Altro dato rilevante che emerge dal Report è la consistente differenza dei redditi delle donne rispetto a quelli dei colleghi uomini; un fenomeno si registra in modo omogeneo su tutto il territorio. Tra il 2014 e il 2015 il decremento percentuale generalizzato del reddito medio degli iscritti di sesso femminile (appartenenti a tutte le regioni di Italia) è nettamente più marcato (-2,04%) rispetto a quello registrato per gli iscritti di sesso maschile (-0,36%). Va notato poi come le professioniste del Trentino Alto Adige abbiano un reddito medio di 3 volte superiore alle colleghe calabresi evidenziando una disparità nord/sud decisamente rilevante.

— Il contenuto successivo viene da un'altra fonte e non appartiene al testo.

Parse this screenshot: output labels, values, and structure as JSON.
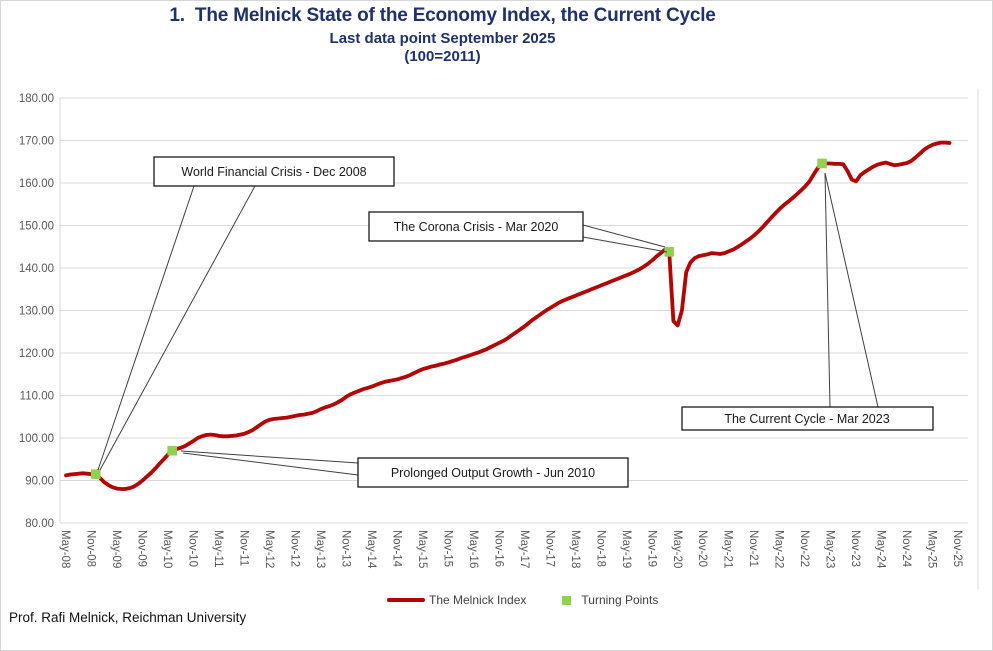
{
  "header": {
    "title": "1.  The Melnick State of the Economy Index, the Current Cycle",
    "subtitle1": "Last data point September 2025",
    "subtitle2": "(100=2011)"
  },
  "footer": {
    "credit": "Prof. Rafi Melnick, Reichman University"
  },
  "legend": {
    "line_label": "The Melnick Index",
    "points_label": "Turning Points"
  },
  "colors": {
    "line": "#b40505",
    "turning_point": "#92d050",
    "title": "#1e3168",
    "gridline": "#d9d9d9",
    "axis_label": "#595959",
    "annotation_border": "#1a1a1a",
    "leader_line": "#404040"
  },
  "annotations": [
    {
      "label": "World Financial Crisis - Dec 2008",
      "target": "Dec-08"
    },
    {
      "label": "Prolonged Output Growth - Jun 2010",
      "target": "Jun-10"
    },
    {
      "label": "The Corona Crisis - Mar 2020",
      "target": "Mar-20"
    },
    {
      "label": "The Current Cycle - Mar 2023",
      "target": "Mar-23"
    }
  ],
  "chart_data": {
    "type": "line",
    "title": "The Melnick State of the Economy Index, the Current Cycle",
    "x_start": "May-2008",
    "x_end": "Sep-2025",
    "frequency": "monthly",
    "ylim": [
      80,
      180
    ],
    "y_tick_step": 10,
    "grid": true,
    "legend_position": "bottom",
    "y_tick_labels": [
      "80.00",
      "90.00",
      "100.00",
      "110.00",
      "120.00",
      "130.00",
      "140.00",
      "150.00",
      "160.00",
      "170.00",
      "180.00"
    ],
    "x_tick_labels": [
      "May-08",
      "Nov-08",
      "May-09",
      "Nov-09",
      "May-10",
      "Nov-10",
      "May-11",
      "Nov-11",
      "May-12",
      "Nov-12",
      "May-13",
      "Nov-13",
      "May-14",
      "Nov-14",
      "May-15",
      "Nov-15",
      "May-16",
      "Nov-16",
      "May-17",
      "Nov-17",
      "May-18",
      "Nov-18",
      "May-19",
      "Nov-19",
      "May-20",
      "Nov-20",
      "May-21",
      "Nov-21",
      "May-22",
      "Nov-22",
      "May-23",
      "Nov-23",
      "May-24",
      "Nov-24",
      "May-25",
      "Nov-25"
    ],
    "series": [
      {
        "name": "The Melnick Index",
        "monthly_values": [
          91.2,
          91.4,
          91.5,
          91.6,
          91.7,
          91.6,
          91.5,
          91.5,
          90.6,
          89.6,
          88.9,
          88.4,
          88.1,
          88.0,
          88.0,
          88.2,
          88.6,
          89.2,
          90.0,
          90.9,
          91.8,
          92.8,
          93.9,
          95.0,
          96.1,
          97.0,
          97.4,
          97.7,
          98.1,
          98.7,
          99.3,
          100.0,
          100.4,
          100.7,
          100.8,
          100.7,
          100.5,
          100.4,
          100.4,
          100.5,
          100.6,
          100.8,
          101.0,
          101.4,
          101.9,
          102.6,
          103.3,
          103.9,
          104.3,
          104.5,
          104.6,
          104.7,
          104.8,
          105.0,
          105.2,
          105.4,
          105.5,
          105.7,
          105.9,
          106.3,
          106.8,
          107.2,
          107.5,
          107.9,
          108.4,
          109.0,
          109.7,
          110.3,
          110.7,
          111.1,
          111.5,
          111.8,
          112.1,
          112.5,
          112.9,
          113.2,
          113.4,
          113.6,
          113.8,
          114.1,
          114.4,
          114.8,
          115.3,
          115.8,
          116.2,
          116.5,
          116.8,
          117.0,
          117.3,
          117.5,
          117.8,
          118.1,
          118.4,
          118.8,
          119.1,
          119.4,
          119.8,
          120.1,
          120.5,
          120.9,
          121.4,
          121.9,
          122.4,
          122.9,
          123.5,
          124.2,
          124.9,
          125.6,
          126.3,
          127.1,
          127.9,
          128.6,
          129.3,
          130.0,
          130.6,
          131.2,
          131.8,
          132.3,
          132.7,
          133.1,
          133.5,
          133.9,
          134.3,
          134.7,
          135.1,
          135.5,
          135.9,
          136.3,
          136.7,
          137.1,
          137.5,
          137.9,
          138.3,
          138.7,
          139.2,
          139.7,
          140.3,
          141.0,
          141.8,
          142.7,
          143.5,
          144.3,
          143.8,
          127.5,
          126.5,
          130.0,
          139.0,
          141.3,
          142.3,
          142.8,
          143.0,
          143.2,
          143.5,
          143.4,
          143.3,
          143.5,
          143.9,
          144.3,
          144.9,
          145.5,
          146.2,
          146.9,
          147.7,
          148.6,
          149.6,
          150.7,
          151.8,
          152.9,
          153.9,
          154.8,
          155.6,
          156.4,
          157.3,
          158.2,
          159.2,
          160.3,
          162.0,
          163.5,
          164.6,
          164.6,
          164.6,
          164.5,
          164.5,
          164.4,
          162.8,
          160.8,
          160.4,
          161.8,
          162.6,
          163.2,
          163.8,
          164.3,
          164.6,
          164.8,
          164.5,
          164.2,
          164.3,
          164.5,
          164.7,
          165.2,
          166.0,
          166.9,
          167.8,
          168.5,
          169.0,
          169.3,
          169.5,
          169.5,
          169.4
        ]
      }
    ],
    "turning_points": [
      {
        "date": "Dec-08",
        "month_index": 7,
        "value": 91.5
      },
      {
        "date": "Jun-10",
        "month_index": 25,
        "value": 97.0
      },
      {
        "date": "Mar-20",
        "month_index": 142,
        "value": 143.8
      },
      {
        "date": "Mar-23",
        "month_index": 178,
        "value": 164.6
      }
    ]
  }
}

Infine, il centro studi AdEPP ha condotto un’indagine su 85.000 donne professioniste che nel periodo 2005-2015 hanno avuto almeno un figlio e quindi usufruito del contributo di maternità. Emerge che dopo la maternità il 65% delle mamme ha perso il proprio reddito o lo ha avuto fortemente ridotto. Nel dettaglio, il 15% delle donne è uscita temporaneamente o definitivamente dal mondo professionale; il restante 50% ha avuto invece un decremento medio del reddito del 40%. “Fa male – denuncia Oliveti – leggere che due terzi delle donne, dopo aver avuto un figlio, non recuperano il reddito professionale che avevano e una su sette l’azzera”.